An ankylosing spondylitis diagnosis is a devastating pronouncement for any patient, since the condition is known to be life altering and extremely symptomatic in most cases. AS is also known as Marie Strümpell disease, as well as Bechterew's disease or Bechterew syndrome, so the diagnostic verdict may be worded to accommodate these less often utilized terms.
Anlylosing spondylitis is a slowly progressing condition in most cases, making fast and efficient diagnosis virtually impossible, since the early stages of the disease appear much like many other less significant musculoskeletal issues. In many cases, AS is misdiagnosed in patients who simply have other arthritic conditions, leading to a powerful nocebo effect.
This article takes an inside look at the diagnosis of ankylosing spondylitis and the problems associated with positive confirmation of the diagnostic theory.
Ankylosing spondylitis can be diagnosed subjectively through various modalities. X-ray imaging will visualize the telltale signs, but not until the disease has already become quite problematic. MRI, and other forms of advanced imaging, can show the signs of the condition in less severe and even asymptomatic stages, although these signs are rarely diagnosed as ankylosing spondylitis until far later.
There are a variety of genetic markers associated with AS, but these can not confirm diagnosis. However, they may be helpful in predicting who will continue to progress into symptomatic variants of the syndrome with time. Many patients also demonstrate the presence of certain atypical proteins in the blood, but this is surely not limited to AS sufferers.
As you can see, verifiable diagnosis of ankylosing spondylitis is basically a process of educated guess, elimination and waiting. There is no accurate test which confirms the diagnosis, especially early on in the disease. This makes many patients have to wait until the condition becomes a real health issue to seek treatment. By this time, many of the modalities used to care for patients are less effective.
This is an all too common problem with medical science in general, and especially with degenerative conditions of the musculoskeletal system. Although work continues on developing diagnostic criteria for AS in earlier stages, breakthroughs have been extremely limited in both scope and success.
If you demonstrate any of the usual signs and symptoms of ankylosing spondylitis, it is always advised to seek evaluation from a spondylitis specialist who may be able to guide you in your treatment efforts.
Many general medical providers misread the symptoms as osteoarthritis and you may waste a decade or more seeking ineffective therapy for this condition, while all the while the spondylitis is growing in severity. Unfortunately, since this condition is difficult to recognize in the beginning stages, this is a very common occurrence.
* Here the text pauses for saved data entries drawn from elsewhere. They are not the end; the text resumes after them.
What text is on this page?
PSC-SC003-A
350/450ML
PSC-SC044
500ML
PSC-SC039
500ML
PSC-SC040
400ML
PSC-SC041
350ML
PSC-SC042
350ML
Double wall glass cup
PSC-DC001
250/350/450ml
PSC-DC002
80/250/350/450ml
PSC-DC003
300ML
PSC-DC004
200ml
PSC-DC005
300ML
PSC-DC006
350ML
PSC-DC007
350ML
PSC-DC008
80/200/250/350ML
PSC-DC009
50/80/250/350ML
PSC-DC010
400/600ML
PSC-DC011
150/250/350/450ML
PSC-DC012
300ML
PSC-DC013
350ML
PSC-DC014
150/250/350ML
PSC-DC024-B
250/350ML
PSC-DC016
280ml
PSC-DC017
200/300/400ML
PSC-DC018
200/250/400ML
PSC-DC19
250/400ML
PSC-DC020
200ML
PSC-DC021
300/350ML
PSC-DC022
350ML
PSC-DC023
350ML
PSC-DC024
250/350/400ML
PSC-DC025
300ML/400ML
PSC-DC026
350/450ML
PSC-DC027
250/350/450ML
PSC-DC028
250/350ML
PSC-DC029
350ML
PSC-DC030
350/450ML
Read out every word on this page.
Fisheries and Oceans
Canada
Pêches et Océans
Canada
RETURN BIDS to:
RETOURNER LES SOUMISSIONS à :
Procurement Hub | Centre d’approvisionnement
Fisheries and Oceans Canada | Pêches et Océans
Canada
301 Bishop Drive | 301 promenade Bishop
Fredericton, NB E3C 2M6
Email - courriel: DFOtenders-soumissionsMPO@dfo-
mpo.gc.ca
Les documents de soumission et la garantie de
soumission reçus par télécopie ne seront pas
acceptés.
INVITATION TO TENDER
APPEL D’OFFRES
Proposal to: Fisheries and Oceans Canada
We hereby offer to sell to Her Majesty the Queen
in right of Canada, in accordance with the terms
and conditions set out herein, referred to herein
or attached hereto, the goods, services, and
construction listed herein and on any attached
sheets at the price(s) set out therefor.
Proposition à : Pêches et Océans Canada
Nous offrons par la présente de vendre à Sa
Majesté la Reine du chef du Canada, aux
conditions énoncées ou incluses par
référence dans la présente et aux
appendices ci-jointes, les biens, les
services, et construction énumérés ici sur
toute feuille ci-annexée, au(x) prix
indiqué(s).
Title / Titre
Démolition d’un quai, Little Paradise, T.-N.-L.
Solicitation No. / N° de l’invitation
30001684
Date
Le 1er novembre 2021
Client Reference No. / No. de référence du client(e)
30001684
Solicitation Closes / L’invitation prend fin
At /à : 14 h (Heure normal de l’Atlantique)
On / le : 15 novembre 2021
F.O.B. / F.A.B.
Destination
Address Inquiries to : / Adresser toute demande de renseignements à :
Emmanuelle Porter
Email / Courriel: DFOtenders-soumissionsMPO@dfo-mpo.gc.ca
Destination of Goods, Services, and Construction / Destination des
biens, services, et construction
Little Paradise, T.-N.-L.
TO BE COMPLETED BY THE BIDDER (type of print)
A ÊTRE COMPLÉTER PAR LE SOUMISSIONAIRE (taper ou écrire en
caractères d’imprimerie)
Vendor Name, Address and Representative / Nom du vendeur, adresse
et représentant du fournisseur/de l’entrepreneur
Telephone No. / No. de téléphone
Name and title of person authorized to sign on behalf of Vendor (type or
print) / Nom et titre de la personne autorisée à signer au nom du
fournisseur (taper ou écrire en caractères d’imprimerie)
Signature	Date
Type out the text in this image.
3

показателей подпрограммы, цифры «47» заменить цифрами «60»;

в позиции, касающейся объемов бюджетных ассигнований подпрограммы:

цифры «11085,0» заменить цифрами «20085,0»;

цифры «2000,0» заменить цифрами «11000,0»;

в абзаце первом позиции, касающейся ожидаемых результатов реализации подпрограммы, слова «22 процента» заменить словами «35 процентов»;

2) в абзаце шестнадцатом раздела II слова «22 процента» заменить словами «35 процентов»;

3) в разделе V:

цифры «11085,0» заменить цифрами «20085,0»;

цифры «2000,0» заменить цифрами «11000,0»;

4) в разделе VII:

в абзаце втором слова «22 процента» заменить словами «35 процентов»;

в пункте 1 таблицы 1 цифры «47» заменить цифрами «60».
Just be wary that misdiagnosis as rheumatoid arthritis, gout or lupus is relatively common and may delay effective treatment for quite some time.
Ankylosing spondylitis comes in many levels of symptomology, so given a positive attitude and a consistent care program, many patients will not be struck down and will be able to maintain a good quality of life long-term. In fact, many cases become completely inactive, decreasing in symptomology organically over time.